Recession-Resection __ A minimum recession-resection procedure for esotropia is a 3 mm medial rectus recession and a 5 mm lateral rectus resection, which could be expected to correct 20-25 prisms of esotropia. A maximum recession-resection procedure 5mm medial rectus recession and 8 mm lateral rectus resection, corrects upto 50 prisms.

Three muscle surgery __ This should be used when the deviation is between 50-75 prisms. This maximum procedure consists of a bimedial 7 mm medial rectus recession and 8 mm resection of one lateral rectus.

Four muscle surgery __ Esotropia more than 75 prisms can be treated using this modality.

Horizontal rectus surgery for exotropia

Single muscle surgery __ No more than 15 prisms of deviation can be corrected with single muscle surgery for exotropia.

Two muscle surgery __ Bilateral recession __ A minimum bilateral lateral rectus recession of 5 mm will correct approximately 20-25 prisms. A maximum recession of 8+ mm can correct upto 50 prisms of deviation.

Recession-resection __ A minimum recession __ resection procedure for exotropia is 5 mm lateral rectus recession and 5 mm medial rectus resection.

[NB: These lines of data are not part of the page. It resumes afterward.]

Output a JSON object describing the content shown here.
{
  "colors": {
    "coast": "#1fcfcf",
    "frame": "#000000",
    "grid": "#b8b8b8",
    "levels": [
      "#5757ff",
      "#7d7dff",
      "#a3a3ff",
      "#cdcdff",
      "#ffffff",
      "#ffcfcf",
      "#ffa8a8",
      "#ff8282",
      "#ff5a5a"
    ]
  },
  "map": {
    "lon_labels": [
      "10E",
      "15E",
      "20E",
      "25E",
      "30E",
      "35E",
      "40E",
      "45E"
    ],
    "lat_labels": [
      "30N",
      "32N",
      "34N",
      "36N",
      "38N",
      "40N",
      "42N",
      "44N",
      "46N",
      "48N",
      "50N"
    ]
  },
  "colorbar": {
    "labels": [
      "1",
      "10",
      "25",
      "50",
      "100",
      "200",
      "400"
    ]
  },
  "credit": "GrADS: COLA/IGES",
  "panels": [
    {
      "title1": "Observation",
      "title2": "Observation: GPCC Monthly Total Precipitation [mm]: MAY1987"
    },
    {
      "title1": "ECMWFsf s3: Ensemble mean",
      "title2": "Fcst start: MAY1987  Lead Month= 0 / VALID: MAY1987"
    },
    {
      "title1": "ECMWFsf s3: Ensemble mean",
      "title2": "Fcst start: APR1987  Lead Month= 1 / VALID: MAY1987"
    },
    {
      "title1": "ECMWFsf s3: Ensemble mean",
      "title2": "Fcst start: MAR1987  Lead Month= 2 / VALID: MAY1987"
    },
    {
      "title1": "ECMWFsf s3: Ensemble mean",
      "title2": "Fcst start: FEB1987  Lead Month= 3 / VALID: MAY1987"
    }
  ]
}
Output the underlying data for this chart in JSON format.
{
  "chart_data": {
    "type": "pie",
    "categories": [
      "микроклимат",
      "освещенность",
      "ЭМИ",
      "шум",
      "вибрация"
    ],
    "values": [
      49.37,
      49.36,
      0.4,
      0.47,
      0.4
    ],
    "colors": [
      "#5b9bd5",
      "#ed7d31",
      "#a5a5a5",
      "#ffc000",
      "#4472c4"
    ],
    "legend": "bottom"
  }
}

This approach will correct approximately 20-25 prisms. A maximum recession-resection of 8-10 mm recession and 8 resection of medial rectus will correct about 50 prisms exotropia.

Three muscle surgery __ This is used when the deviation is more than 75 prisms.

Four muscle surgery __ When the deviation is about 90-100 prisms four muscle surgery can be applied.

Vertical Rectus Surgery

A minimum 2.5 mm recession or resection of either the superior or inferior rectus will produce approximately 8 prisms of deviation. A maximum of 5 mm will produce upto 15 prisms of deviation. The normal maximums for recession and resection of the vertical recti can be exceeded in patients thyroid myopathy, blowout fractures, fibrosis syndrome, or previous surgery.

Surgery of the Oblique Muscles

Weakening procedures can be performed on both oblique muscles. The strengthening procedure of superior oblique should be done with caution as it can produce Brown's syndrome.

Surgery for Vertical Incommitant Horizontal

Strabismus (A and V Patterns)

If oblique muscle dysfunction is noticed they should be tackled to correct the A and V phenomenon. If oblique muscles are normal horizontal recti can be shifted __ medial rectus shifted towards the apex of A or V and lateral rectus towards open ends of A and V.

Adjustable Sutures

Indications for use of an adjustable suture are (1) restrictive strabismus in a patient with fusion potential (the patient with thyroid ophthalmopathy may be the prime example of such a patient), and (2) any strabismus in which the outcome of surgery cannot be readily predicted (including patients who had previous unsuccessful surgery).